If you can’t remember the classic Sesame Street Song, please see this video.
Last night my husband and I were laying in bed. He has embarked upon a year long journey to read the Bible chronologically, so needless to say, most of his reading time is consumed by the Bible, as it was last night. However, I was not in a reading mood, so I flipped on the television and found Dane Cook on comedy central. Needless to say, it was hilarious, but definitely vulgar. And as I lay there watching raunchy comedy and my husband lay next to me reading the Bible, I couldn’t help but sing in my head:
“One of these things is not like the other thing.”
I have another life situation where this song fits in perfectly. First of all, to most of the people who have known me for any length of time, you are well aware that for many years I traveled the spectrum of beliefs ranging form agnostic to atheist. And for those of you who didn’t know, welcome to the club, now you do.
My husband was the one who actually lead me to God, a gift that I will surely never be able to repay, but even after God and I had been introduced, I was afraid to let everyone else know that God was my new main man. Were people going to think I was hypocritical? That I was crazy?
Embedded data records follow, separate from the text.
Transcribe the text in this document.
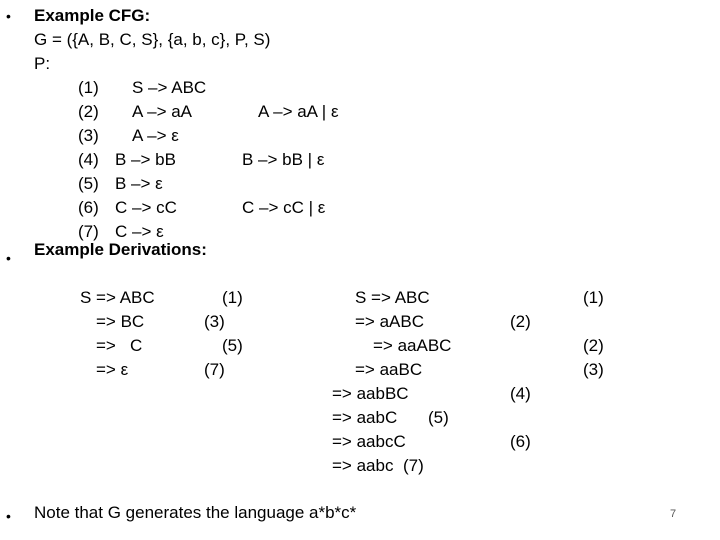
• Example CFG:
G = ({A, B, C, S}, {a, b, c}, P, S)
P:
(1) S –> ABC
(2) A –> aA	A –> aA | ε
(3) A –> ε
(4) B –> bB	B –> bB | ε
(5) B –> ε
(6) C –> cC	C –> cC | ε
(7) C –> ε
• Example Derivations:
S => ABC	(1)
=> BC	(3)
=>   C	(5)
=> ε	(7)
S => ABC	(1)
=> aABC	(2)
=> aaABC	(2)
=> aaBC	(3)
=> aabBC	(4)
=> aabC (5)
=> aabcC	(6)
=> aabc (7)
• Note that G generates the language a*b*c*	7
I had spent years being both angry and indifferent to religion, so I did what any person in my position would do, I began to lead a double life.
Life #1: I would go to church. I found a group of amazing people to relate to and help me learn about God. I read my bible. I kept a prayer journal. I believed in God.
Life #2: God who?
I was so caught up in what this world was going to do to me if I revealed my ultimate secret: I believe in God.
The mere fact that I am writing this post must have tipped you off by this point that I had a change of heart. It wasn’t anything spectacular, just something I read one night:
“Anyone who loves his father or mother more than me is not worthy of me; anyone who loves his son or daughter more than me is not worthy of me; and anyone who does not take his cross and follow me is not worthy of me.” Matt 10:37 – 38
And that’s when I started to sing:
“One of these things is not like the other thing.”
I had been living two contrasting lives. Very different and very wrong. What had God done that I should be ashamed of Him and deny knowing Him? Nothing. What had I done to shame God? LOTS! But He still calls me His daughter.